In the context of John Huston’s film, Emmerich’s words sound like an excuse. But the line carries broader resonance for film noir, which, as many critics have recognized, was a haven for postwar Hollywood’s radical leftist writers and directors. Their films repeatedly demonstrate, as McGilligan and Buhle note, that crime is “at its base about capitalism and capitalism about criminal greed” (
Tender
xx). Indeed, as Lary May observes, the idea that crime is but a left-handed form of endeavor “informed the thinking of an entire group” of radical film artists in the 1940s (225). Important noirs made by liberal activists such as Huston and by radicals such as John Garfield, Jules Dassin, Robert Rossen, Abraham Polonsky, Cyril Endfield, Dalton Trumbo, and Joseph Losey portray class, unfettered capitalism, and hypocritical institutions as obstacles to true American democracy. Dassin’s
Thieves’ Highway
delineates the plight of truckers who fall prey to a crooked capitalist. Rossen’s script for
The Strange Love of Martha Ivers
anatomizes class envy and the depredations of industrial capitalism, and his
Body and Soul
(scripted by Polonsky) chronicles the commodification of a boxer (played by Garfield) through his association with a wealthy gangster. Polonsky’s brilliant
Force of Evil
explicitly equates capitalism and organized crime with its story of two brothers involved in the numbers racket.
The Asphalt Jungle
evokes sympathy for its disenfranchised citizens, who view crime as the sole pathway to
upward mobility and the only means of preserving authenticity. Endfield’s
The Underworld Story
indicts the press for perverting its constitutional mandate into a moneymaking machine. Finally, as I show in my conclusion, Endfield’s
Try and Get Me!
and Losey’s
The Prowler
(scripted by Trumbo) portray the dissolution of the American Dream into an alibi for nihilist self-advancement.

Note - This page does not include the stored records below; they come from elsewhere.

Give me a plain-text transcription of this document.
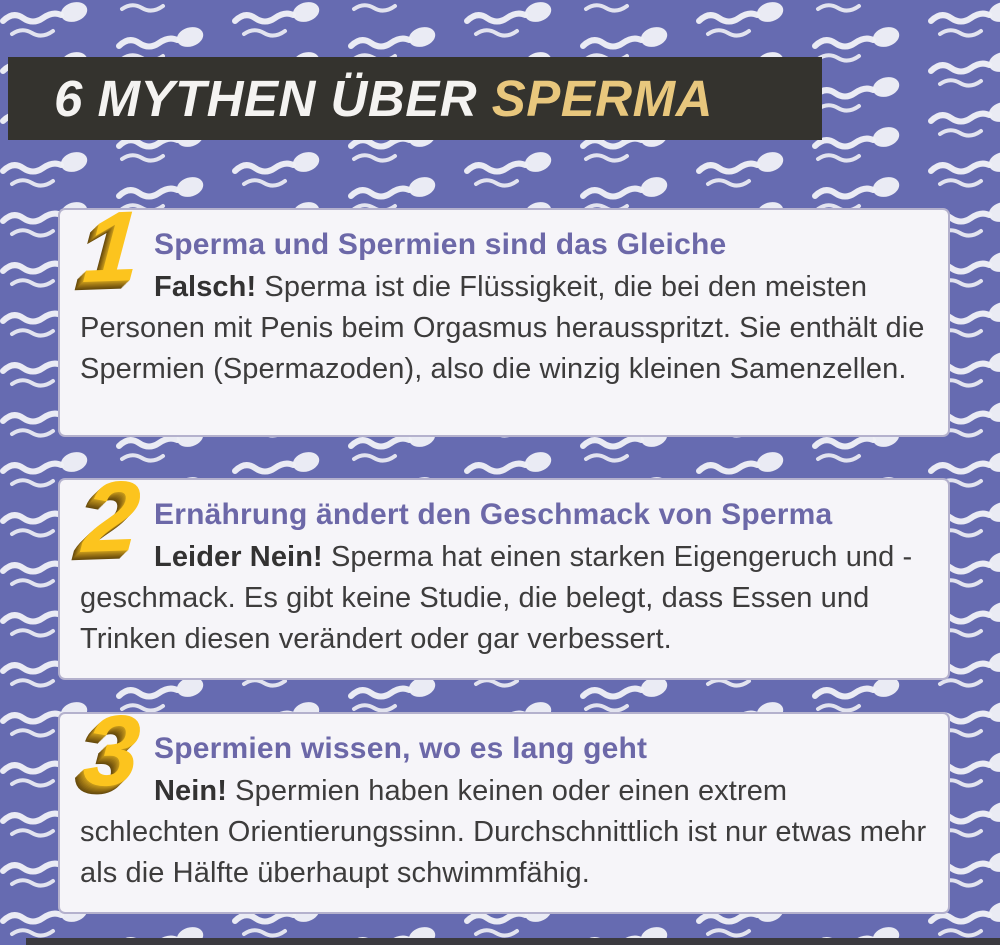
6 MYTHEN ÜBER SPERMA
1 Sperma und Spermien sind das Gleiche

Falsch! Sperma ist die Flüssigkeit, die bei den meisten Personen mit Penis beim Orgasmus herausspritzt. Sie enthält die Spermien (Spermazoden), also die winzig kleinen Samenzellen.

2 Ernährung ändert den Geschmack von Sperma

Leider Nein! Sperma hat einen starken Eigengeruch und -geschmack. Es gibt keine Studie, die belegt, dass Essen und Trinken diesen verändert oder gar verbessert.

3 Spermien wissen, wo es lang geht

Nein! Spermien haben keinen oder einen extrem schlechten Orientierungssinn. Durchschnittlich ist nur etwas mehr als die Hälfte überhaupt schwimmfähig.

Leftist filmmakers used noir to critique certain American values and to promote an alternative Americanism that emphasized equality, sympathy for the oppressed, and collectivity over capitalism and rampant individualism. Their left-handed endeavors criticized materialism and condemned the hypocrisies of the upper class while exposing the media’s complicity with oppression. Some of their films—even those made before the House Un-American Activities Committee (HUAC) descended on Hollywood in 1947—also capture the period’s paranoia through tales of secrecy and betrayal. These filmmakers’ challenges to orthodoxies led to their blacklisting or forced emigration, but their critiques of self-interest and the depredations of big business, as well as their defense of liberty and equality, remain trenchant today.

Un-American Dreams

Many of the Hollywood Left were, or had been, members of the Communist Party. The majority of them joined during the period of the Popular Front—a coalition of radicals and liberals who fought fascism and championed the rights of workers in the 1930s—and hoped to advance the struggle for better labor conditions in Hollywood.
1
Quite a few left the party after the Hitler-Stalin pact or in disenchantment with the CPUSA’s dogmatic devotion to Stalinism. The Hollywood reds were motivated, as Trumbo wrote in 1972 and Dassin repeated in a later interview, by a sincere desire to make the world better: to combat prejudice, work for communitarian ideals, fight fascism, resist corporate tyranny, bolster organized labor, and, not incidentally, give themselves ownership of their own creative work.
2
For these artists, communism was a means to preserve and protect cherished American values: equality, freedom of expression, resistance to oppression. Their alleged “un-Americanism” was motivated, in other words, by a faith in the American Dream.